A face oculta e formal do ter
Por George Laurindo de Andrade | 05/11/2011 | FilosofiaAlgumas cenas do cotidiano inflamam nossa curiosidade, e ao mesmo tempo, nos advertem como observadores e protagonistas da sociedade, da fragilidade e superficialidade das relações humanas, num mundo cada dia mais centrado "na busca do ter e na anulação do ser".
Outro dia, ao assistir um noticiário na televisão, uma reportagem abordava as reações dos consumidores e donos de lojas num Shopping-Center do Rio de Janeiro, quando da visita inesperada de um grupo de moradores de uma favela às dependências do referido centro comercial. A reação inicial de grande parte dos lojistas foi de pânico, ao que incontinente, foi ordenado o fechamento de muitas lojas, por parte de alguns proprietários, crentes e temerosos de que estavam se deparando com um "arrastão" perpetrado por arruaceiros e marginais.
Não tão sutil, também foi a reação de muitos consumidores, membros da classes média e alta, freqüentadores do recinto, alguns demonstrando receio e temor afastavam-se, como que incomodados, ante a proximidade e chegada dos "não tão adequadamente trajados habitantes da periferia".
A solução encontrada pela administração do recinto e de alguns lojistas para adequar a cena, e torna-la, no mínimo mais "palatável" aos olhares da mídia e dos favelados, os quais, até se prove o contrário, são seres humanos da espécie homo sapiens, e não animais irracionais, pareceu no mínimo patética e histórica. Como que "embuídos do espírito fraterno", os lojistas determinaram, que o grupo indesejável deveria dirigir-se à praça de alimentação, onde lhes seria servida a "suculenta refeição", traduzida por pão e mortadela, regrada com refrigerante, uma solução deveras "criativa"; um gesto "grandioso, altivo, digno dos mais calorosos aplausos"! O gesto nos fez lembrar a Velha Roma dos Césares e dos tempos imperiais. Nos fez lembrar também, a grande distância existente entre as pessoas, produto da desigual distribuição de renda, traduzida na bestial ação daqueles que só vislumbram o hedonismo consumista, ao mesmo tempo olvidando a dimensão maior do ser humano.

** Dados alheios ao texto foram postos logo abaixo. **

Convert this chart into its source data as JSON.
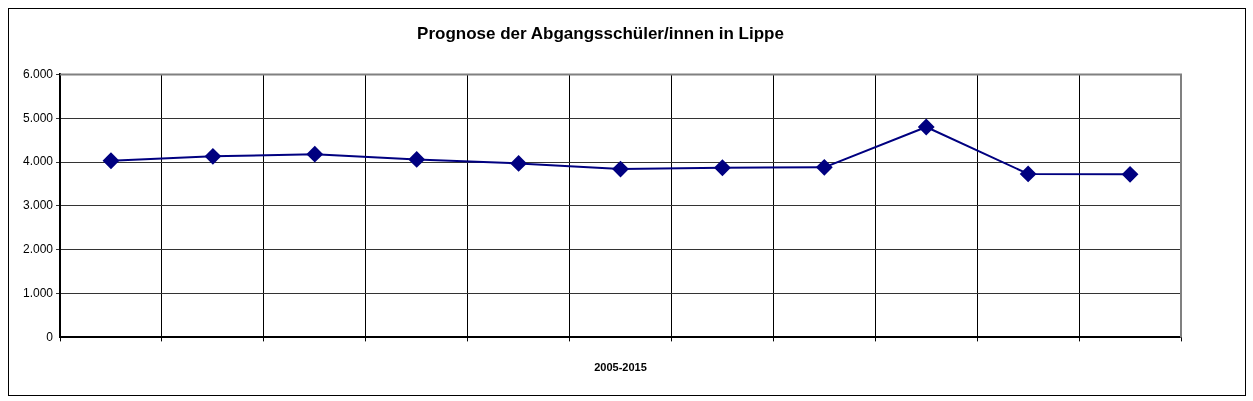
{
  "chart_data": {
    "type": "line",
    "title": "Prognose der Abgangsschüler/innen in Lippe",
    "xlabel": "2005-2015",
    "categories": [
      null,
      null,
      null,
      null,
      null,
      null,
      null,
      null,
      null,
      null,
      null
    ],
    "series": [
      {
        "color": "#000080",
        "values": [
          4030,
          4130,
          4180,
          4060,
          3970,
          3840,
          3870,
          3880,
          4800,
          3730,
          3720
        ]
      }
    ],
    "ylim": [
      0,
      6000
    ],
    "yticks": [
      {
        "value": 0,
        "label": "0"
      },
      {
        "value": 1000,
        "label": "1.000"
      },
      {
        "value": 2000,
        "label": "2.000"
      },
      {
        "value": 3000,
        "label": "3.000"
      },
      {
        "value": 4000,
        "label": "4.000"
      },
      {
        "value": 5000,
        "label": "5.000"
      },
      {
        "value": 6000,
        "label": "6.000"
      }
    ],
    "grid": true,
    "legend": false,
    "marker": "diamond",
    "line_style": "solid"
  }
}
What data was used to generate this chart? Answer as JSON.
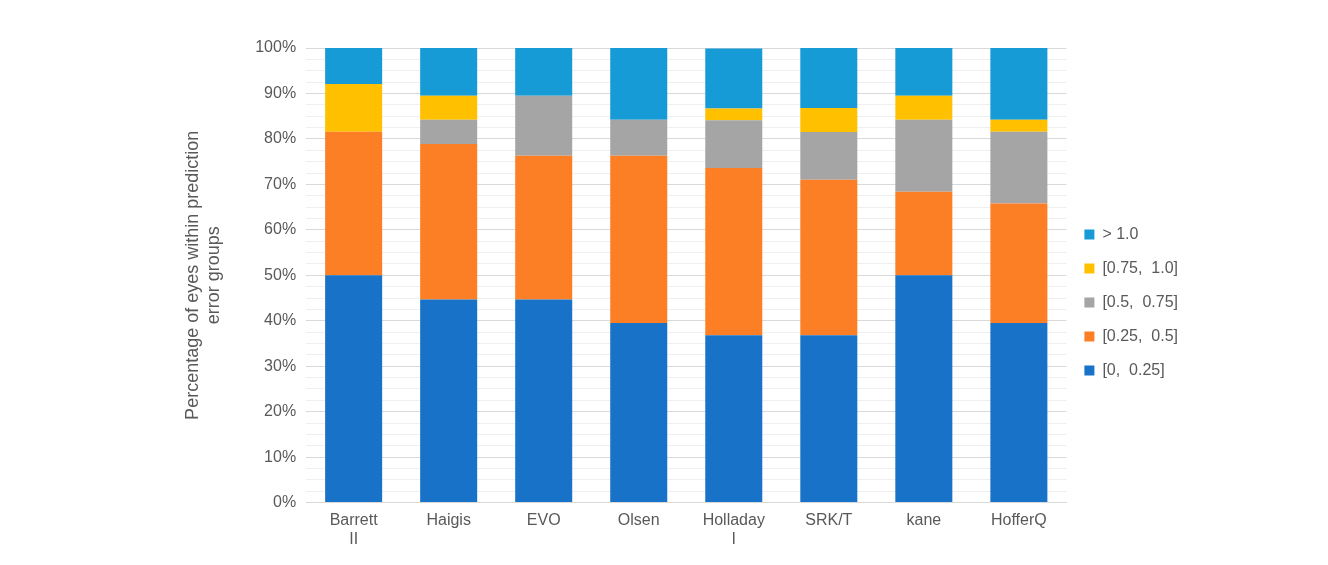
{
  "chart_data": {
    "type": "bar",
    "stacked": true,
    "ylabel": "Percentage of eyes within prediction error groups",
    "categories": [
      "Barrett II",
      "Haigis",
      "EVO",
      "Olsen",
      "Holladay I",
      "SRK/T",
      "kane",
      "HofferQ"
    ],
    "series": [
      {
        "name": "[0,  0.25]",
        "color": "#1772c8",
        "values": [
          50.0,
          44.7,
          44.7,
          39.5,
          36.8,
          36.8,
          50.0,
          39.5
        ]
      },
      {
        "name": "[0.25,  0.5]",
        "color": "#fd7f25",
        "values": [
          31.6,
          34.2,
          31.6,
          36.8,
          36.8,
          34.2,
          18.4,
          26.3
        ]
      },
      {
        "name": "[0.5,  0.75]",
        "color": "#a5a5a5",
        "values": [
          0,
          5.3,
          13.2,
          7.9,
          10.5,
          10.5,
          15.8,
          15.8
        ]
      },
      {
        "name": "[0.75,  1.0]",
        "color": "#ffc000",
        "values": [
          10.5,
          5.3,
          0,
          0,
          2.6,
          5.3,
          5.3,
          2.6
        ]
      },
      {
        "name": "> 1.0",
        "color": "#169bd6",
        "values": [
          7.9,
          10.5,
          10.5,
          15.8,
          13.2,
          13.2,
          10.5,
          15.8
        ]
      }
    ],
    "ylim": [
      0,
      100
    ],
    "yticks": [
      {
        "value": 0,
        "label": "0%"
      },
      {
        "value": 2.5,
        "label": null
      },
      {
        "value": 5,
        "label": null
      },
      {
        "value": 7.5,
        "label": null
      },
      {
        "value": 10,
        "label": "10%"
      },
      {
        "value": 12.5,
        "label": null
      },
      {
        "value": 15,
        "label": null
      },
      {
        "value": 17.5,
        "label": null
      },
      {
        "value": 20,
        "label": "20%"
      },
      {
        "value": 22.5,
        "label": null
      },
      {
        "value": 25,
        "label": null
      },
      {
        "value": 27.5,
        "label": null
      },
      {
        "value": 30,
        "label": "30%"
      },
      {
        "value": 32.5,
        "label": null
      },
      {
        "value": 35,
        "label": null
      },
      {
        "value": 37.5,
        "label": null
      },
      {
        "value": 40,
        "label": "40%"
      },
      {
        "value": 42.5,
        "label": null
      },
      {
        "value": 45,
        "label": null
      },
      {
        "value": 47.5,
        "label": null
      },
      {
        "value": 50,
        "label": "50%"
      },
      {
        "value": 52.5,
        "label": null
      },
      {
        "value": 55,
        "label": null
      },
      {
        "value": 57.5,
        "label": null
      },
      {
        "value": 60,
        "label": "60%"
      },
      {
        "value": 62.5,
        "label": null
      },
      {
        "value": 65,
        "label": null
      },
      {
        "value": 67.5,
        "label": null
      },
      {
        "value": 70,
        "label": "70%"
      },
      {
        "value": 72.5,
        "label": null
      },
      {
        "value": 75,
        "label": null
      },
      {
        "value": 77.5,
        "label": null
      },
      {
        "value": 80,
        "label": "80%"
      },
      {
        "value": 82.5,
        "label": null
      },
      {
        "value": 85,
        "label": null
      },
      {
        "value": 87.5,
        "label": null
      },
      {
        "value": 90,
        "label": "90%"
      },
      {
        "value": 92.5,
        "label": null
      },
      {
        "value": 95,
        "label": null
      },
      {
        "value": 97.5,
        "label": null
      },
      {
        "value": 100,
        "label": "100%"
      }
    ],
    "grid": "y",
    "legend": "right"
  }
}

Com certeza nossa sociedade reproduz diariamente, e com maior intensidade hoje, cenas estúpidas como as acima descritas. Mas tenhamos cuidado, não sejamos tão pérfidos e ingênuos ao ponto de recriar no nosso imaginário, a idéia aberrante, de que todo pobre é preto, ou todo preto é ladrão. Ao atravessar a rua, ao ligar a TV, ao votar nas eleições, enfim, talvez devêssemos atentar ao fato de que nem sempre os mais pobres e marginalizados são os mais perigosos. Muitos Políticos, Juizes, Advogados, Executivos, Empresários e tantas outras personalidades "travestidas" de uma indumentária exterior e interior, tida como "perfeita" para os padrões sociais, éticos, e por que não dizer estilísticos, não passam de verdadeiros, larápios, corruptos e gatunos. Assemelham-se aos "abutres a espera da carniça", tramando e perpetrando os crimes mais sórdidos e mesquinhos, as vezes inimagináveis.
Cuidemos pois para não exaltar determinadas pessoas tidas como impolutas em nosso meio, "cidadãos acima de quaisquer suspeitas; honoráveis membros da sociedade capitalista", quando mais próximas deveriam estar do que disse Jesus Cristo, em relação a alguns grupos sociais judaicos em evidência outrora: "São lobos com pele de cordeiro"..."São sepulcros caiados".
As aparências realmente são enganosas no mundo do capital. Um ditado antigo traduz melhor a reflexão descrita acima: "não é o hábito que faz o monge". Lamentavelmente, nem de longe, as idéias que norteiam o Sistema Capitalista, pautadas no individualismo, na sede consumista de lucro e poder, acabam produzindo e reproduzindo miséria, guerra e destruição. Afastam-nos dos conceitos de justiça social, ética, ou mesmo de estética e beleza. Certa feita com muita propriedade um gênio do cinema e do humor, com maestria advertiu a sociedade de seu tempo: "não se mede o valor de um homem pelas roupas que ele veste, nem pelos bens que possui. Mas sim, pela sua personalidade, caráter e nobreza de seus ideais"(Charles Ewald Chaplin).